Application Porting and Resource Scheduling for Super-intelligent Computing Systems by Prof Tang Shanjiang

13 Nov 2025 11.00 AM - 12.00 PM LT4 Current Students, Industry/Academic Partners

Abstract

With the advancement of China's "East West Computing" project and the construction of E-class supercomputers, how to efficiently utilize this world-class computing power to solve the "last mile" problem from "system construction" to "application usability" has become a key challenge. This talk focuses on the two core aspects of large-scale super intelligent computing systems - application porting optimization and resource scheduling management. It systematically introduces our innovation and practice in building an autonomous and controllable full stack technology system.

In terms of application porting optimization, we have made key breakthroughs in major national fields such as astronomy, meteorology, and fluid simulation, targeting domestically produced heterogeneous multi-core architectures. By developing specialized operators, efficient compression, and mixed precision calculation techniques, the astronomical cross validation calculation time has been successfully reduced to the second level, achieving high time assimilation and simulation of meteorological forecasts, and supporting efficient visualization of PB level flow field data, significantly reducing transplant costs and improving the scalability of millions of cores.

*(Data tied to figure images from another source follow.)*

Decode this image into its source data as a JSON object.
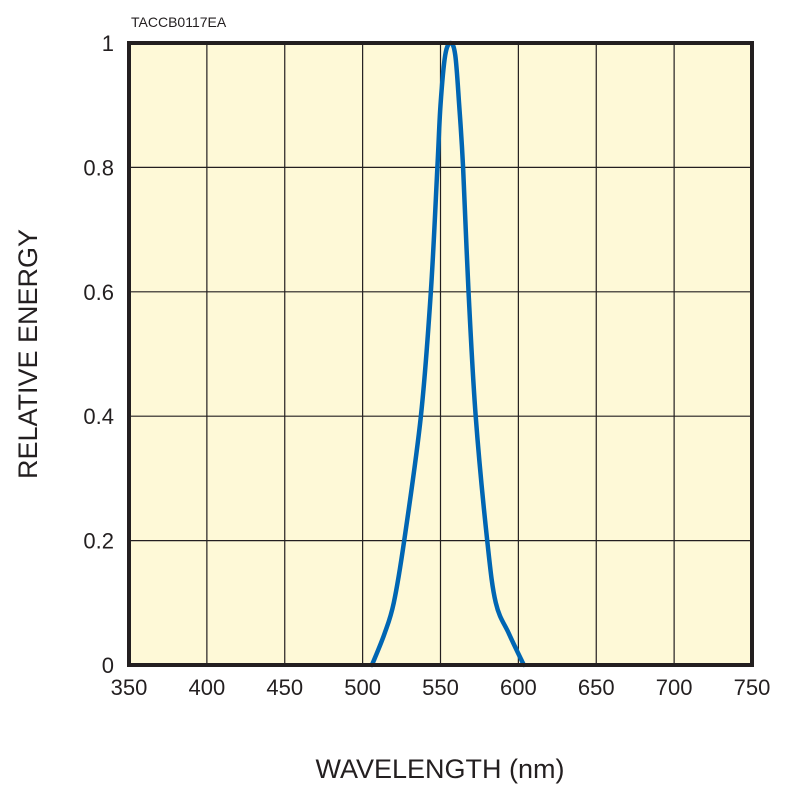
{
  "chart_data": {
    "type": "line",
    "figure_code": "TACCB0117EA",
    "xlabel": "WAVELENGTH (nm)",
    "ylabel": "RELATIVE ENERGY",
    "xlim": [
      350,
      750
    ],
    "ylim": [
      0,
      1
    ],
    "xticks": [
      "350",
      "400",
      "450",
      "500",
      "550",
      "600",
      "650",
      "700",
      "750"
    ],
    "yticks": [
      "0",
      "0.2",
      "0.4",
      "0.6",
      "0.8",
      "1"
    ],
    "grid": true,
    "colors": {
      "background": "#fef9d7",
      "line": "#0066b3",
      "grid": "#231f20"
    },
    "series": [
      {
        "name": "relative energy",
        "x": [
          506,
          514,
          520,
          526.7,
          537.4,
          543.8,
          548,
          550,
          553,
          556.5,
          559.5,
          562,
          564.5,
          568,
          572.6,
          580,
          585.5,
          594,
          603.5
        ],
        "y": [
          0,
          0.05,
          0.1,
          0.2,
          0.4,
          0.6,
          0.8,
          0.9,
          0.98,
          1.0,
          0.98,
          0.9,
          0.8,
          0.6,
          0.4,
          0.2,
          0.1,
          0.05,
          0
        ]
      }
    ]
  }
}
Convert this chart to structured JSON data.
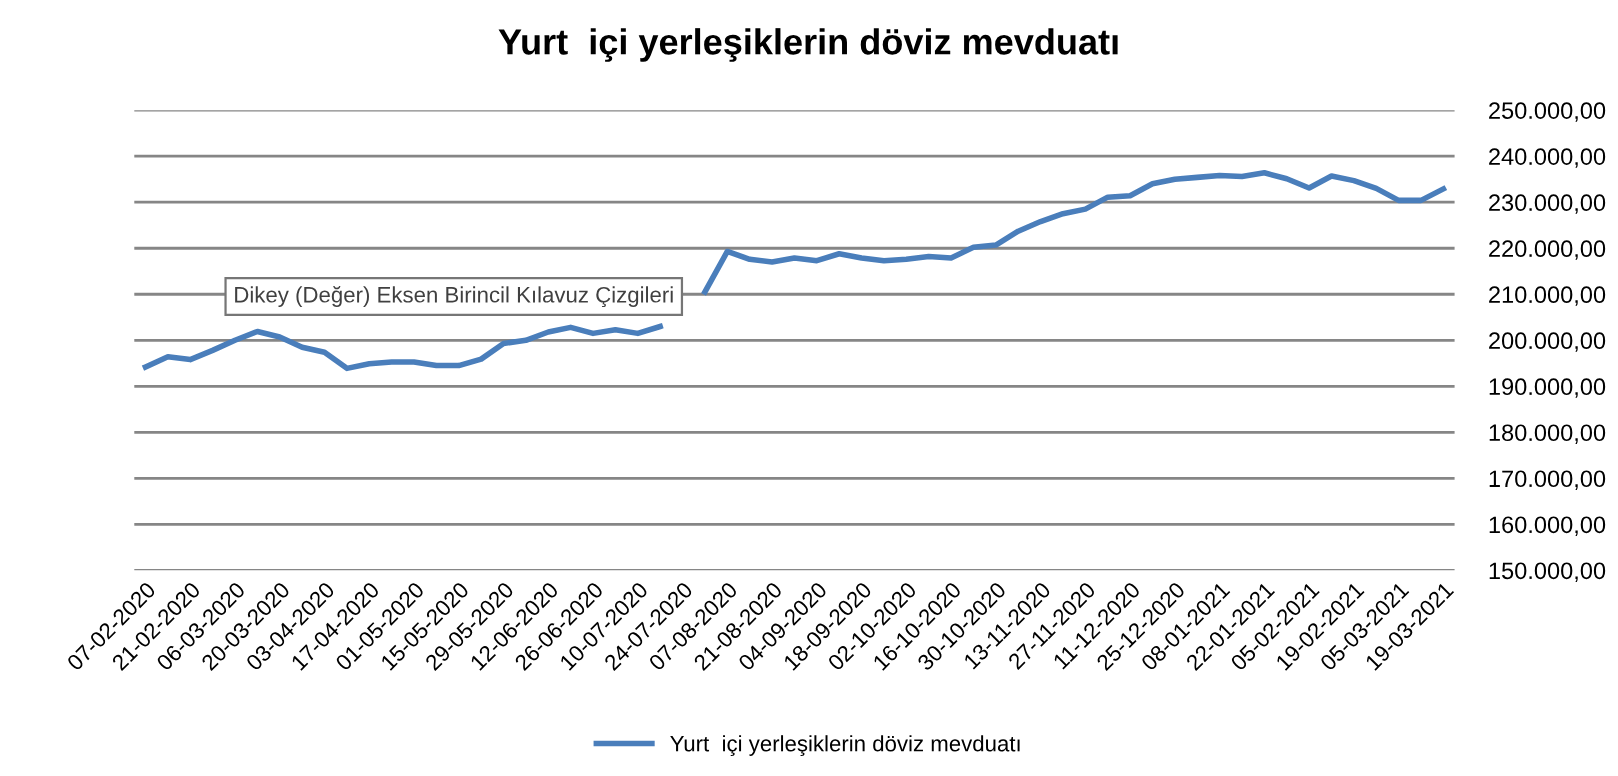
{
  "chart_data": {
    "type": "line",
    "title": "Yurt  içi yerleşiklerin döviz mevduatı",
    "categories": [
      "07-02-2020",
      null,
      "21-02-2020",
      null,
      "06-03-2020",
      null,
      "20-03-2020",
      null,
      "03-04-2020",
      null,
      "17-04-2020",
      null,
      "01-05-2020",
      null,
      "15-05-2020",
      null,
      "29-05-2020",
      null,
      "12-06-2020",
      null,
      "26-06-2020",
      null,
      "10-07-2020",
      null,
      "24-07-2020",
      null,
      "07-08-2020",
      null,
      "21-08-2020",
      null,
      "04-09-2020",
      null,
      "18-09-2020",
      null,
      "02-10-2020",
      null,
      "16-10-2020",
      null,
      "30-10-2020",
      null,
      "13-11-2020",
      null,
      "27-11-2020",
      null,
      "11-12-2020",
      null,
      "25-12-2020",
      null,
      "08-01-2021",
      null,
      "22-01-2021",
      null,
      "05-02-2021",
      null,
      "19-02-2021",
      null,
      "05-03-2021",
      null,
      "19-03-2021"
    ],
    "series": [
      {
        "name": "Yurt  içi yerleşiklerin döviz mevduatı",
        "color": "#4a7ebb",
        "values": [
          194200,
          196400,
          195800,
          197800,
          200000,
          201900,
          200700,
          198500,
          197400,
          193900,
          194900,
          195300,
          195300,
          194500,
          194500,
          195900,
          199300,
          200000,
          201800,
          202800,
          201500,
          202300,
          201500,
          203000,
          null,
          210500,
          219300,
          217600,
          217000,
          217900,
          217300,
          218800,
          217900,
          217300,
          217600,
          218200,
          217900,
          220200,
          220700,
          223700,
          225800,
          227500,
          228500,
          231100,
          231400,
          234000,
          235000,
          235400,
          235800,
          235600,
          236400,
          235100,
          233100,
          235700,
          234700,
          233000,
          230400,
          230400,
          232900
        ]
      }
    ],
    "ylim": [
      150000,
      250000
    ],
    "yticks": [
      {
        "value": 150000,
        "label": "150.000,00"
      },
      {
        "value": 160000,
        "label": "160.000,00"
      },
      {
        "value": 170000,
        "label": "170.000,00"
      },
      {
        "value": 180000,
        "label": "180.000,00"
      },
      {
        "value": 190000,
        "label": "190.000,00"
      },
      {
        "value": 200000,
        "label": "200.000,00"
      },
      {
        "value": 210000,
        "label": "210.000,00"
      },
      {
        "value": 220000,
        "label": "220.000,00"
      },
      {
        "value": 230000,
        "label": "230.000,00"
      },
      {
        "value": 240000,
        "label": "240.000,00"
      },
      {
        "value": 250000,
        "label": "250.000,00"
      }
    ],
    "grid": "y",
    "legend": "bottom",
    "marker": "none",
    "line_style": "solid",
    "annotations": [
      "Dikey (Değer) Eksen Birincil Kılavuz Çizgileri"
    ]
  }
}
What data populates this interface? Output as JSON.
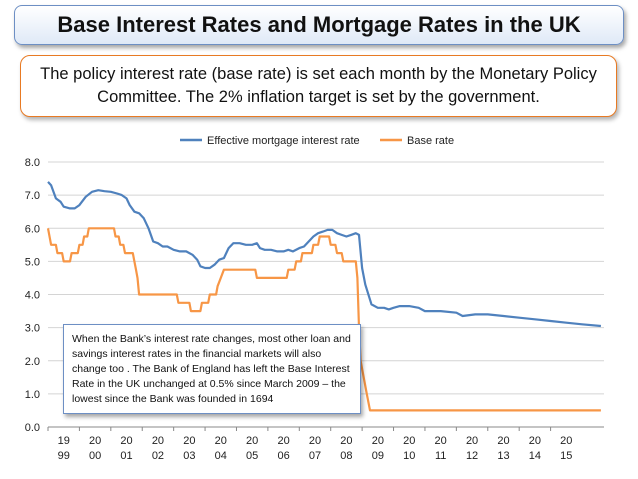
{
  "title": "Base Interest Rates and Mortgage Rates in the UK",
  "subtitle": "The policy interest rate (base rate) is set each month by the Monetary Policy Committee. The 2% inflation target is set by the government.",
  "note": "When the Bank’s interest rate changes, most other loan and savings interest rates in the financial markets will also change too . The Bank of England has left the Base Interest Rate in the UK unchanged at 0.5% since March 2009 – the lowest since the Bank was founded in 1694",
  "chart_data": {
    "type": "line",
    "title": "",
    "xlabel": "",
    "ylabel": "",
    "ylim": [
      0,
      8
    ],
    "yticks": [
      "0.0",
      "1.0",
      "2.0",
      "3.0",
      "4.0",
      "5.0",
      "6.0",
      "7.0",
      "8.0"
    ],
    "xlim": [
      1999,
      2016.7
    ],
    "x_tick_labels": [
      [
        "19",
        "99"
      ],
      [
        "20",
        "00"
      ],
      [
        "20",
        "01"
      ],
      [
        "20",
        "02"
      ],
      [
        "20",
        "03"
      ],
      [
        "20",
        "04"
      ],
      [
        "20",
        "05"
      ],
      [
        "20",
        "06"
      ],
      [
        "20",
        "07"
      ],
      [
        "20",
        "08"
      ],
      [
        "20",
        "09"
      ],
      [
        "20",
        "10"
      ],
      [
        "20",
        "11"
      ],
      [
        "20",
        "12"
      ],
      [
        "20",
        "13"
      ],
      [
        "20",
        "14"
      ],
      [
        "20",
        "15"
      ]
    ],
    "grid": true,
    "legend_position": "top",
    "series": [
      {
        "name": "Effective mortgage interest rate",
        "color": "#4f81bd",
        "points": [
          [
            1999.0,
            7.4
          ],
          [
            1999.1,
            7.3
          ],
          [
            1999.25,
            6.9
          ],
          [
            1999.4,
            6.8
          ],
          [
            1999.5,
            6.65
          ],
          [
            1999.7,
            6.6
          ],
          [
            1999.85,
            6.6
          ],
          [
            2000.0,
            6.7
          ],
          [
            2000.2,
            6.95
          ],
          [
            2000.4,
            7.1
          ],
          [
            2000.6,
            7.15
          ],
          [
            2000.8,
            7.12
          ],
          [
            2001.0,
            7.1
          ],
          [
            2001.2,
            7.05
          ],
          [
            2001.35,
            7.0
          ],
          [
            2001.5,
            6.9
          ],
          [
            2001.6,
            6.7
          ],
          [
            2001.75,
            6.5
          ],
          [
            2001.9,
            6.45
          ],
          [
            2002.05,
            6.3
          ],
          [
            2002.2,
            6.0
          ],
          [
            2002.35,
            5.6
          ],
          [
            2002.5,
            5.55
          ],
          [
            2002.65,
            5.45
          ],
          [
            2002.8,
            5.45
          ],
          [
            2003.0,
            5.35
          ],
          [
            2003.2,
            5.3
          ],
          [
            2003.4,
            5.3
          ],
          [
            2003.6,
            5.2
          ],
          [
            2003.75,
            5.05
          ],
          [
            2003.85,
            4.85
          ],
          [
            2004.0,
            4.8
          ],
          [
            2004.15,
            4.8
          ],
          [
            2004.3,
            4.9
          ],
          [
            2004.45,
            5.05
          ],
          [
            2004.6,
            5.1
          ],
          [
            2004.75,
            5.4
          ],
          [
            2004.9,
            5.55
          ],
          [
            2005.1,
            5.55
          ],
          [
            2005.3,
            5.5
          ],
          [
            2005.5,
            5.5
          ],
          [
            2005.65,
            5.55
          ],
          [
            2005.75,
            5.4
          ],
          [
            2005.9,
            5.35
          ],
          [
            2006.1,
            5.35
          ],
          [
            2006.3,
            5.3
          ],
          [
            2006.5,
            5.3
          ],
          [
            2006.65,
            5.35
          ],
          [
            2006.8,
            5.3
          ],
          [
            2007.0,
            5.4
          ],
          [
            2007.15,
            5.45
          ],
          [
            2007.3,
            5.6
          ],
          [
            2007.45,
            5.75
          ],
          [
            2007.6,
            5.85
          ],
          [
            2007.75,
            5.9
          ],
          [
            2007.9,
            5.95
          ],
          [
            2008.05,
            5.95
          ],
          [
            2008.2,
            5.85
          ],
          [
            2008.35,
            5.8
          ],
          [
            2008.5,
            5.75
          ],
          [
            2008.65,
            5.8
          ],
          [
            2008.8,
            5.85
          ],
          [
            2008.9,
            5.8
          ],
          [
            2009.0,
            4.8
          ],
          [
            2009.1,
            4.3
          ],
          [
            2009.3,
            3.7
          ],
          [
            2009.5,
            3.6
          ],
          [
            2009.7,
            3.6
          ],
          [
            2009.85,
            3.55
          ],
          [
            2010.0,
            3.6
          ],
          [
            2010.2,
            3.65
          ],
          [
            2010.5,
            3.65
          ],
          [
            2010.8,
            3.6
          ],
          [
            2011.0,
            3.5
          ],
          [
            2011.5,
            3.5
          ],
          [
            2012.0,
            3.45
          ],
          [
            2012.2,
            3.35
          ],
          [
            2012.6,
            3.4
          ],
          [
            2013.0,
            3.4
          ],
          [
            2013.5,
            3.35
          ],
          [
            2014.0,
            3.3
          ],
          [
            2014.5,
            3.25
          ],
          [
            2015.0,
            3.2
          ],
          [
            2015.5,
            3.15
          ],
          [
            2016.0,
            3.1
          ],
          [
            2016.6,
            3.05
          ]
        ]
      },
      {
        "name": "Base rate",
        "color": "#f79646",
        "points": [
          [
            1999.0,
            6.0
          ],
          [
            1999.1,
            5.5
          ],
          [
            1999.25,
            5.5
          ],
          [
            1999.3,
            5.25
          ],
          [
            1999.45,
            5.25
          ],
          [
            1999.5,
            5.0
          ],
          [
            1999.7,
            5.0
          ],
          [
            1999.75,
            5.25
          ],
          [
            1999.95,
            5.25
          ],
          [
            2000.0,
            5.5
          ],
          [
            2000.1,
            5.5
          ],
          [
            2000.15,
            5.75
          ],
          [
            2000.25,
            5.75
          ],
          [
            2000.3,
            6.0
          ],
          [
            2001.1,
            6.0
          ],
          [
            2001.15,
            5.75
          ],
          [
            2001.25,
            5.75
          ],
          [
            2001.3,
            5.5
          ],
          [
            2001.4,
            5.5
          ],
          [
            2001.45,
            5.25
          ],
          [
            2001.7,
            5.25
          ],
          [
            2001.75,
            5.0
          ],
          [
            2001.8,
            4.75
          ],
          [
            2001.85,
            4.5
          ],
          [
            2001.9,
            4.0
          ],
          [
            2003.1,
            4.0
          ],
          [
            2003.15,
            3.75
          ],
          [
            2003.5,
            3.75
          ],
          [
            2003.55,
            3.5
          ],
          [
            2003.85,
            3.5
          ],
          [
            2003.9,
            3.75
          ],
          [
            2004.1,
            3.75
          ],
          [
            2004.15,
            4.0
          ],
          [
            2004.35,
            4.0
          ],
          [
            2004.4,
            4.25
          ],
          [
            2004.5,
            4.5
          ],
          [
            2004.6,
            4.75
          ],
          [
            2005.6,
            4.75
          ],
          [
            2005.65,
            4.5
          ],
          [
            2006.6,
            4.5
          ],
          [
            2006.65,
            4.75
          ],
          [
            2006.85,
            4.75
          ],
          [
            2006.9,
            5.0
          ],
          [
            2007.05,
            5.0
          ],
          [
            2007.1,
            5.25
          ],
          [
            2007.4,
            5.25
          ],
          [
            2007.45,
            5.5
          ],
          [
            2007.6,
            5.5
          ],
          [
            2007.65,
            5.75
          ],
          [
            2007.95,
            5.75
          ],
          [
            2008.0,
            5.5
          ],
          [
            2008.15,
            5.5
          ],
          [
            2008.2,
            5.25
          ],
          [
            2008.35,
            5.25
          ],
          [
            2008.4,
            5.0
          ],
          [
            2008.8,
            5.0
          ],
          [
            2008.85,
            4.5
          ],
          [
            2008.9,
            3.0
          ],
          [
            2008.95,
            2.0
          ],
          [
            2009.05,
            1.5
          ],
          [
            2009.15,
            1.0
          ],
          [
            2009.25,
            0.5
          ],
          [
            2016.6,
            0.5
          ]
        ]
      }
    ]
  }
}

In terms of resource scheduling optimization, we propose innovative scheduling strategies to achieve efficient and fair utilization of computing power resources. A game theory based soft fair resource allocation method is proposed for cloud computing environments; We have developed AI based I/O automatic tuning technology for HPC systems, which has improved the performance of some tasks by over 20 times; At the same time, a cross domain heterogeneous computing power collaborative scheduling mechanism is being constructed to meet the complex requirements of future intelligent computing systems.

This study has been successfully applied to major projects such as the National Astronomical Data Center and the Numerical Wind Tunnel, forming a full stack technology system covering from low-level applications to system scheduling, which has effectively promoted the practical process of domestic supercomputing.

 

Biography

Tang Shanjiang is currently an associate professor and doctoral supervisor at the School of Computer Science and Technology, Tianjin University. He is a visiting scholar at Pengcheng National Laboratory and a pillar of the Ministry of Education Huawei "Intelligent Base". He was awarded the ACM SIGHPC China New Star Award in 2022. Simultaneously serving as a high-performance computing expert at the National Supercomputing Tianjin Center, an expert in the Smart Hospital Co construction Project of Tianjin First Central Hospital, and a member of the Expert Committee of the Key Laboratory of Medical Journal Knowledge Mining and Service of the National Press and Publication Administration. Obtained a PhD in Computer Engineering from Nanyang Technological University in Singapore in 2015, and obtained a Bachelor's degree in Software Engineering and a Master's degree in Computer Software and Theory from Tianjin University in 2008 and 2010, respectively. Long term commitment to research in high-performance computing, intelligent computing, big data, and other fields. Published over 60 academic papers in international conferences and journals such as SC, TKDE, TPDS, TSC, TCC, etc., led 2 National Natural Science Foundation projects, 2 key sub projects of the Ministry of Science and Technology, and 1 key project of Tianjin Natural Science Foundation.